It is crucial to learn how to help employees find joy and motivation in times of economic instability. Leaders must map a compassionate way through the cost of living crisis, while also accounting for motivational changes due to mitigating circumstances. 

As a people leader, you’d be forgiven for thinking that the worst was over when you found your way out of the pandemic. The challenges that followed, including the Great Resignation and the war for talent, increased burnout and fatigue that many have experienced this year. 

Instead of respite, leaders have now been thrown into a full-blown cost-of-living crisis in one of the tightest labour markets in history. And their hands are tied: with budgets that are a bit tighter. 

Extrinsic motivators or hygiene factors such as pay bonuses and swanky office spaces are incentives rather than motivators, and can only drive us so far. Purpose should be the destination we put into our inner-GPS in our work, and our obsession with  ‘work-life balance’ in our discussion of work may have actually distracted us from the core question of purpose. Much of the disengagement and burnout that we are now seeing in modern work reflects this absence of purpose at work, as much as it does the number of hours worked. Work truly is central to our lives. Let’s make it as purposeful a part as we can. 

Refine hygiene factors and demonstrate empathetic leadership

Make it clear that you have listened and care deeply; while you can’t do everything, you are trying to be as supportive as possible. While you may have more budget constraints, how you organise work can make a big difference. 

For example, if it’s energy costs that are a pressure, you could offer more days to work from the office. And you can personalise the offer to different types of employees. Targeting those who are most susceptible to these pressures can also be helpful here, as can providing more ready access to pay to enable families with their cash flows. If childcare costs are a pressure, you can tweak your hybrid offer to allow more options for remote work or flexibility in working hours to accommodate childcare. 

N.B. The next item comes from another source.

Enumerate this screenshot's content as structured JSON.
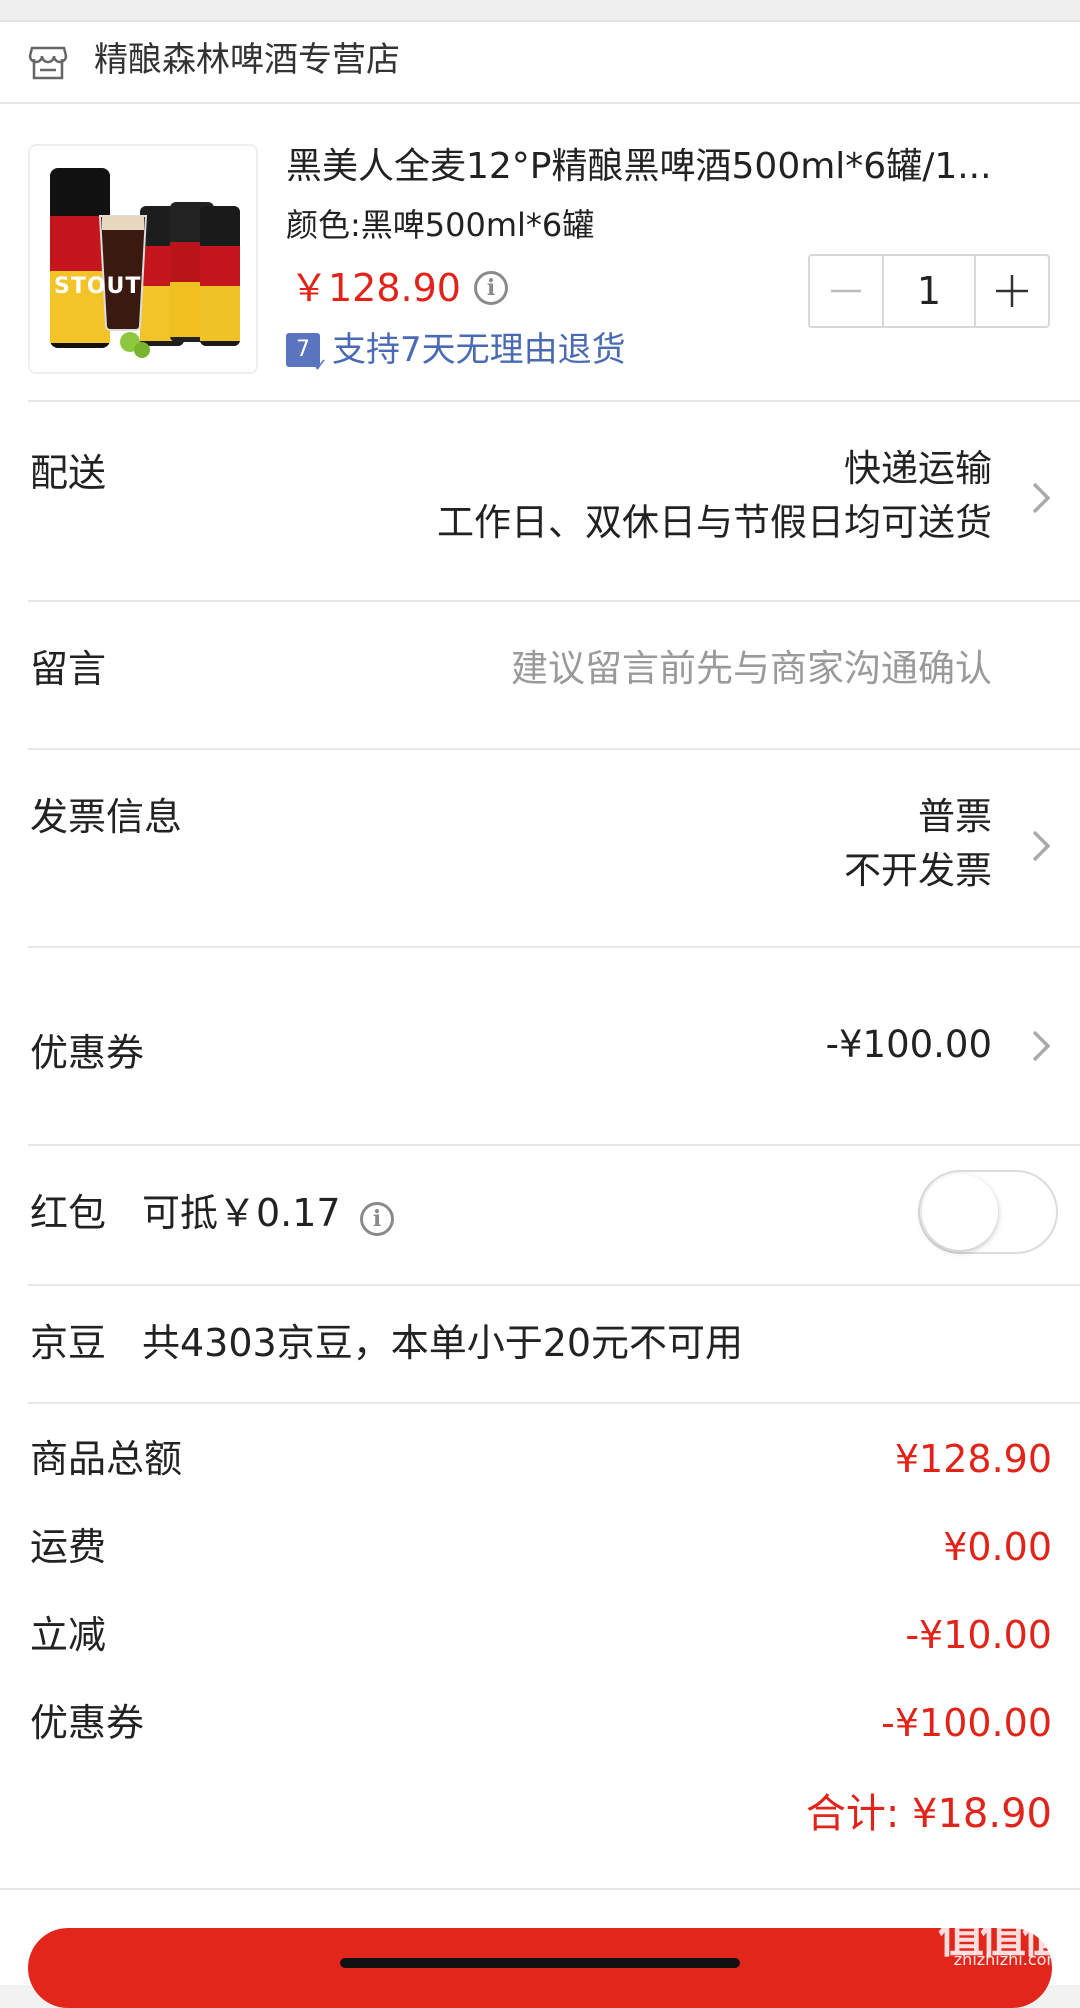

Show that you are doing what you can as leaders to support the most sharply affected and vulnerable. Be explicit about the reasoning for why they are focusing on particular groups. Also be clear if there were trade-offs you had to make and why you made these decisions, and see if you can get employee input into this. Remind the team that there are no easy choices, but your focus is on those who will feel the pain the most. 

Dial-up intrinsic factors

Engage in open and candid discussions with employees that while pay and working conditions are important, they are hygiene factors. They have sharp ceiling effects and start to lose their power over time. They can also create incentives that don’t always help and serve the customer or are in the interests of long-term organisational health. 

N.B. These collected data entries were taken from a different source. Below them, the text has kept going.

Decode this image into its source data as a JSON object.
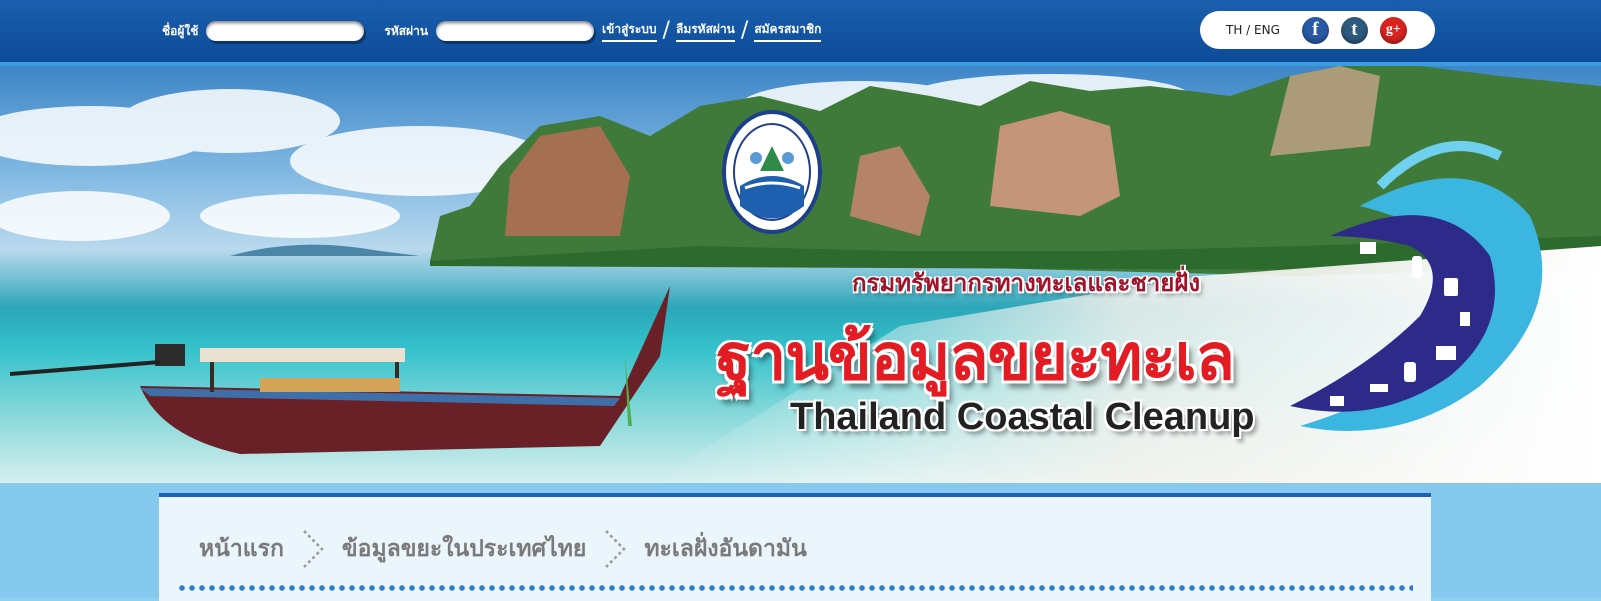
{
  "login": {
    "username_label": "ชื่อผู้ใช้",
    "password_label": "รหัสผ่าน",
    "username_value": "",
    "password_value": "",
    "login_link": "เข้าสู่ระบบ",
    "forgot_link": "ลืมรหัสผ่าน",
    "register_link": "สมัครสมาชิก"
  },
  "header_right": {
    "language": "TH / ENG",
    "social": [
      {
        "name": "facebook",
        "glyph": "f",
        "color": "#2a5aa6"
      },
      {
        "name": "tumblr",
        "glyph": "t",
        "color": "#2e5a7e"
      },
      {
        "name": "google-plus",
        "glyph": "g+",
        "color": "#d8231f"
      }
    ]
  },
  "banner": {
    "department": "กรมทรัพยากรทางทะเลและชายฝั่ง",
    "title_th": "ฐานข้อมูลขยะทะเล",
    "title_en": "Thailand Coastal Cleanup"
  },
  "breadcrumb": {
    "items": [
      "หน้าแรก",
      "ข้อมูลขยะในประเทศไทย",
      "ทะเลฝั่งอันดามัน"
    ]
  },
  "colors": {
    "topbar": "#0d4b98",
    "title_red": "#e31b23",
    "dept_red": "#a0132a",
    "breadcrumb_text": "#7a7a7a",
    "content_border": "#1a63b2"
  }
}
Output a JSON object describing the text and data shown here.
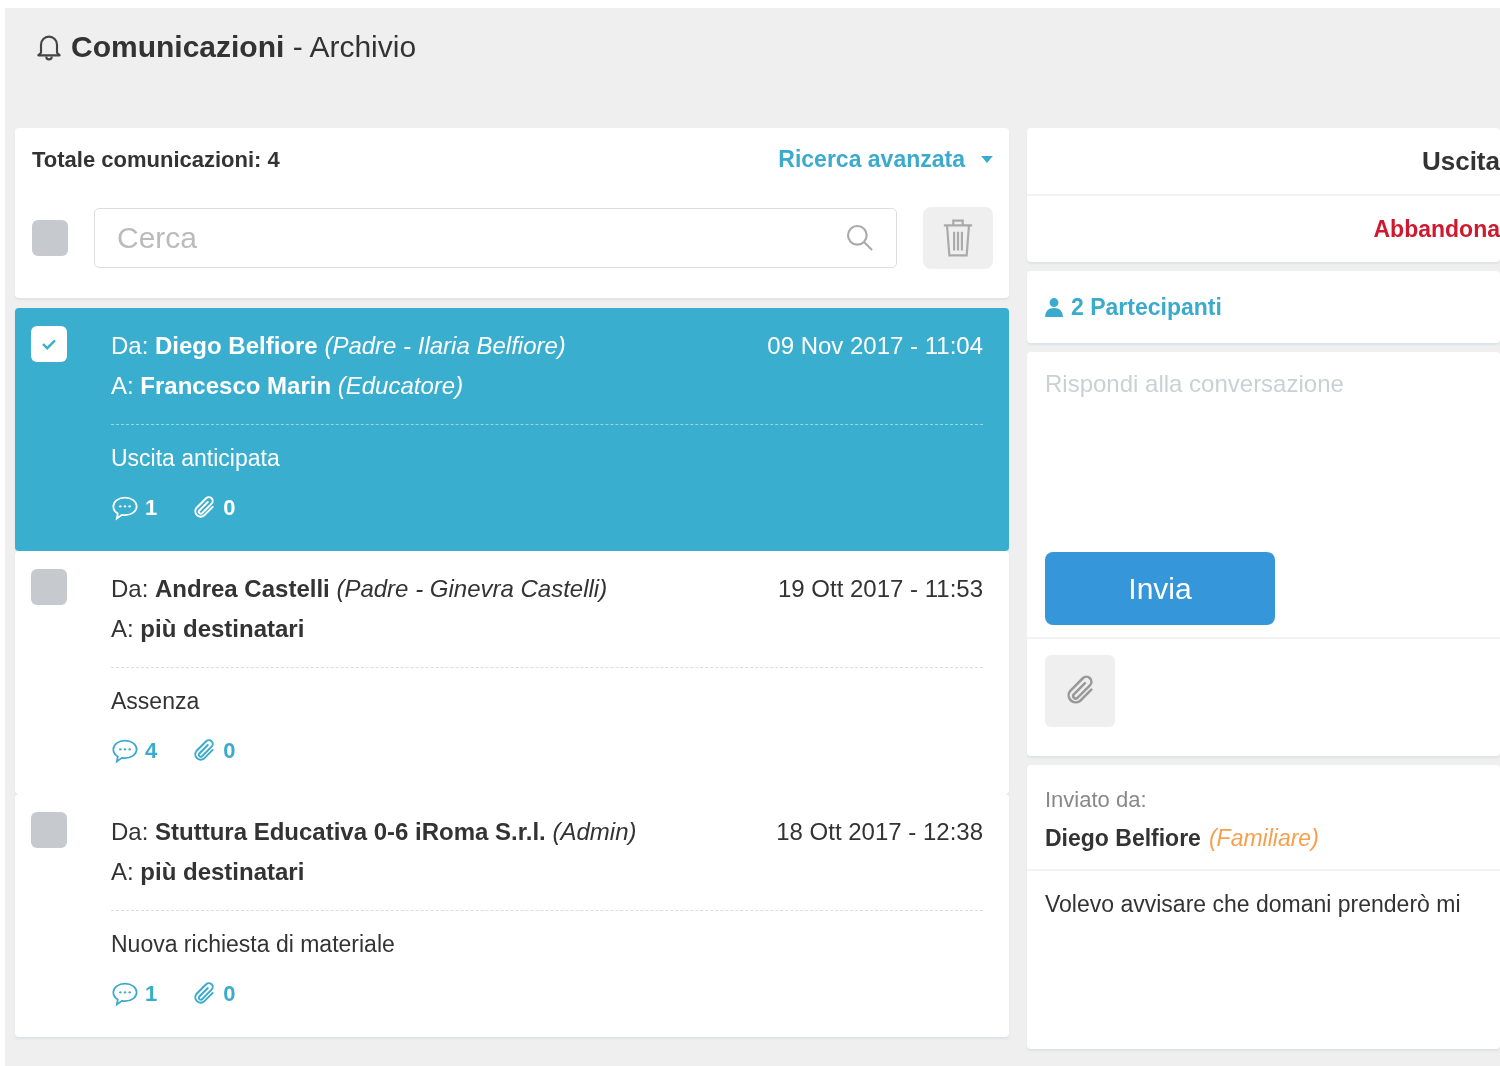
{
  "header": {
    "title": "Comunicazioni",
    "separator": "-",
    "subtitle": "Archivio"
  },
  "list": {
    "total": "Totale comunicazioni: 4",
    "advanced_search": "Ricerca avanzata",
    "select_all": {
      "checked": false
    },
    "search": {
      "placeholder": "Cerca"
    }
  },
  "messages": [
    {
      "selected": true,
      "checked": true,
      "from": "Da: **Diego Belfiore** *(Padre - Ilaria Belfiore)*",
      "to": "A: **Francesco Marin** *(Educatore)*",
      "date": "09 Nov 2017 - 11:04",
      "subject": "Uscita anticipata",
      "comments": "1",
      "attachments": "0"
    },
    {
      "selected": false,
      "checked": false,
      "from": "Da: **Andrea Castelli** *(Padre - Ginevra Castelli)*",
      "to": "A: **più destinatari**",
      "date": "19 Ott 2017 - 11:53",
      "subject": "Assenza",
      "comments": "4",
      "attachments": "0"
    },
    {
      "selected": false,
      "checked": false,
      "from": "Da: **Stuttura Educativa 0-6 iRoma S.r.l.** *(Admin)*",
      "to": "A: **più destinatari**",
      "date": "18 Ott 2017 - 12:38",
      "subject": "Nuova richiesta di materiale",
      "comments": "1",
      "attachments": "0"
    }
  ],
  "detail": {
    "title": "Uscita",
    "leave": "Abbandona",
    "participants": "2 Partecipanti",
    "reply": {
      "placeholder": "Rispondi alla conversazione"
    },
    "send": "Invia",
    "sent_by_label": "Inviato da:",
    "sender": "Diego Belfiore",
    "sender_role": "(Familiare)",
    "body": "Volevo avvisare che domani prenderò mi"
  }
}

Reigniting purpose, autonomy and mastery can help employees find deeper meaning in a professional capacity.  The pandemic has led to pressures around isolation and often loneliness, and that has also led to increasing compartmentalisation of work.

Even countries with the highest levels of work-life balance such as  Sweden are still seeing soaring rates of loneliness and isolation. ‘Clinical burnout’ now accounts for one in five cases of long-term absence from work across all age groups, according to the Swedish Social Insurance Agency. Swedes are working fewer hours, but if these hours are devoid of Purpose they cause stress and burnout nonetheless.

Essentially it’s the quality of the hours we work that matters, as much as the number of hours per se. As a leader, you may want to consider focusing on the following pillars to re-ignite intrinsic motivation in your work:

  • Purpose: Ensure that staff keep feeling the impact they have on the lives of customers, especially in these challenging times. Keep regular touch points, distil a real pride in areas like customer support and service, and keep sharing success stories.
  • Autonomy: This is a great chance to give staff more control over their work. Help them make faster and clearer decisions, and improve collaboration processes so staff feel empowered to make a difference.
  • Mastery: A lot can be done to improve the broader essentials of mastery, particularly around human skills such as motivating and influencing people, communication and collaboration. Try to create new peer mechanisms for learning and harness existing leaders to share their strengths.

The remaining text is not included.